The Supreme Court noted that during the hearing the older of the children had objected to being returned with several reasons relating to Spain. It was apparent that the child genuinely objected to the idea of living in Spain and thought of everything relating to Spain as highly negative. Thus, the objection of the older of the children was based on a very serious negative attitude towards the state of residence. It was evident in the hearing that the objection of the child was forceful and long-lasting. The reasons mentioned by the child were not merely at the level of the child rather staying in Finland than returning to Spain, or that the child would rather live with the mother than the father, but the objection was based on more fundamental reasons. The Supreme Court held that the opinion of the older of the children was based on firm consideration and that the child had been able to think about its consequences both over the short and the long term. The older of the children had thus attained an age and degree of maturity that his or her view was to be taken into account.

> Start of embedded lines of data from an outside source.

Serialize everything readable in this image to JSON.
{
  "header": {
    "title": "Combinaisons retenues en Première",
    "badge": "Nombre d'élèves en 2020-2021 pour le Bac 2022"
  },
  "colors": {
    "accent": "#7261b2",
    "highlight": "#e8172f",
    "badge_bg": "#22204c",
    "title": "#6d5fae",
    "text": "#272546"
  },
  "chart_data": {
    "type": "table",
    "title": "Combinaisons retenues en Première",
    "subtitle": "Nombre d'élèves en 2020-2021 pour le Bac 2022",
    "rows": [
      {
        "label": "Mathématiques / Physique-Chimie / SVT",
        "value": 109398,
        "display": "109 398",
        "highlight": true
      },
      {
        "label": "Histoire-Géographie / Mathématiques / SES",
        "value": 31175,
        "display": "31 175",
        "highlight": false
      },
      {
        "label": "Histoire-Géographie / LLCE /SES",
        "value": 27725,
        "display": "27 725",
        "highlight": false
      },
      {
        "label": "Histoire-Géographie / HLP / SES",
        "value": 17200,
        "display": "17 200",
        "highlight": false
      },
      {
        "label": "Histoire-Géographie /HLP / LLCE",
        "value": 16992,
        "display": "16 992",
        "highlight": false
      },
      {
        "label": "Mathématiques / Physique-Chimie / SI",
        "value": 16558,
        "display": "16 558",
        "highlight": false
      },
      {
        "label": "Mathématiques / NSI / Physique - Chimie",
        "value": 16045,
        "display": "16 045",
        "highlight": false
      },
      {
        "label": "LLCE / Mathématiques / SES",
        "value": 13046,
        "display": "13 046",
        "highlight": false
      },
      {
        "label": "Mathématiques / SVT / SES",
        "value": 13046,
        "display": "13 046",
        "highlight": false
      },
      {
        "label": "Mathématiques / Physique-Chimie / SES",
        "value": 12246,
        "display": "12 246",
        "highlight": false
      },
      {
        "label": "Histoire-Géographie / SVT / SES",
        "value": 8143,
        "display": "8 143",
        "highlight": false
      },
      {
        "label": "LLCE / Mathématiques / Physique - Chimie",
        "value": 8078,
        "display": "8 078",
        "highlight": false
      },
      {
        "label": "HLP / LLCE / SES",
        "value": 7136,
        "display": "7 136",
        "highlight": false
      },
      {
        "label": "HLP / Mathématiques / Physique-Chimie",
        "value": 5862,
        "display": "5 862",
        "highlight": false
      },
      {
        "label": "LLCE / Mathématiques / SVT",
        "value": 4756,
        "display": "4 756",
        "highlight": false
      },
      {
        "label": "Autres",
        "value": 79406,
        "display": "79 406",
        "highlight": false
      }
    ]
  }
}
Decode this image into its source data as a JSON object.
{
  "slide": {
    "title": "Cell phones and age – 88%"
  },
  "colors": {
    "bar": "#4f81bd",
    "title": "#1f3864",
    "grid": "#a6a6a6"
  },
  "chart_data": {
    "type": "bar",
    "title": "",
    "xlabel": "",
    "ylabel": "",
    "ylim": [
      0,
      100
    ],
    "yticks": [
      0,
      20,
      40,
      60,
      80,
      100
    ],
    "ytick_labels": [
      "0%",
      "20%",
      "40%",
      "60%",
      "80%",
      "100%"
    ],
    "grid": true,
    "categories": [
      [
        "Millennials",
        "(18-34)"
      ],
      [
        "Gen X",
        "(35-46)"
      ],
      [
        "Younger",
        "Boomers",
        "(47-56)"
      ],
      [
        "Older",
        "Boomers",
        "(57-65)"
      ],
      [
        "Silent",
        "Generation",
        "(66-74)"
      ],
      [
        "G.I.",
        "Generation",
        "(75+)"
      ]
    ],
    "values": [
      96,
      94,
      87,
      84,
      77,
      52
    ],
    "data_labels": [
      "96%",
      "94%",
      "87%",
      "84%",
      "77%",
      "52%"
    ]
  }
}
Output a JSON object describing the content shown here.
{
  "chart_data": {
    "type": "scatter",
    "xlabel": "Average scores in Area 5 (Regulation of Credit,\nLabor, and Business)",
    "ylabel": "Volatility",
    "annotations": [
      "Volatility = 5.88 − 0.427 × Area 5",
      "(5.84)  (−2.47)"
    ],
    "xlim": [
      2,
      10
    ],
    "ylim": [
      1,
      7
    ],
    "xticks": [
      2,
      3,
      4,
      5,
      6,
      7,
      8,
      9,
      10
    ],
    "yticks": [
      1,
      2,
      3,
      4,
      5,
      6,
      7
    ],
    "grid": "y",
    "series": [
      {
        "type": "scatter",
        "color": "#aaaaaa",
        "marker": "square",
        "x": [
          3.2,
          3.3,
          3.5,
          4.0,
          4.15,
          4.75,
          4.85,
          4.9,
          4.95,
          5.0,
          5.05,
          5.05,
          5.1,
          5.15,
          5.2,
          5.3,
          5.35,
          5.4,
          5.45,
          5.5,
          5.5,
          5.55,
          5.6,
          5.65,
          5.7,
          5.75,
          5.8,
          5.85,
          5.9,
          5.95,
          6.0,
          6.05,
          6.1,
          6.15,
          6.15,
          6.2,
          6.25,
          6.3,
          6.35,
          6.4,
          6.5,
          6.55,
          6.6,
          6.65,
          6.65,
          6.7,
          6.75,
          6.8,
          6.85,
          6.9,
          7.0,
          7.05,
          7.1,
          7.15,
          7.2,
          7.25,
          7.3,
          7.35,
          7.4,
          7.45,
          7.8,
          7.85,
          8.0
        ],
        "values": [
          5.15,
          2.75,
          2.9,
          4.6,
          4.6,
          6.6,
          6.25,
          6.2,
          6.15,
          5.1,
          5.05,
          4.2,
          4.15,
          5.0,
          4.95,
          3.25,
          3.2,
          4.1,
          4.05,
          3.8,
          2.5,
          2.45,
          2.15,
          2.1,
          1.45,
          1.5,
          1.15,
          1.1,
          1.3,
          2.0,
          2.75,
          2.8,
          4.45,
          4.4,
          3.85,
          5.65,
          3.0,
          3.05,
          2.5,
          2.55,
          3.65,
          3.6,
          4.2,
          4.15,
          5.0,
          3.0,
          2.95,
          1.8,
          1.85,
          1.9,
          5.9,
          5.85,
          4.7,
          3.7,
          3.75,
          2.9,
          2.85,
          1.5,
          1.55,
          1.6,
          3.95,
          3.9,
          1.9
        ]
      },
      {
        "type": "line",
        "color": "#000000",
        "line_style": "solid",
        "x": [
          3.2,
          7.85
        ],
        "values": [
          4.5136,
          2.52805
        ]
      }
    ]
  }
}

The Supreme Court held also that in the context of a return order, the children should not be separated unless there are very persuasive reasons for it. It was also in the best interests of the children that they are not separated from their stepsister, with whom they have lived for all their life.
Also the younger of the children had objected to being returned to Spain and that objection had been expressed very firmly. The objection was based on the child’s independent opinion and in the hearing the child had shown a degree of maturity that was proportionate to his or her age level. The Supreme Court held that as the younger of the children had the same opinion regarding return as his older sibling, the return of the children was to be assessed with reference to the opinion of the older of the children. Due note was also to be taken of the objective of not separating the children from each other.
Accordingly, the Supreme Court held that the objection of the children was to be taken as a valid reason to reject the return application under section 34(1)(3) of the Finnish Act on Child Custody and Right of Access.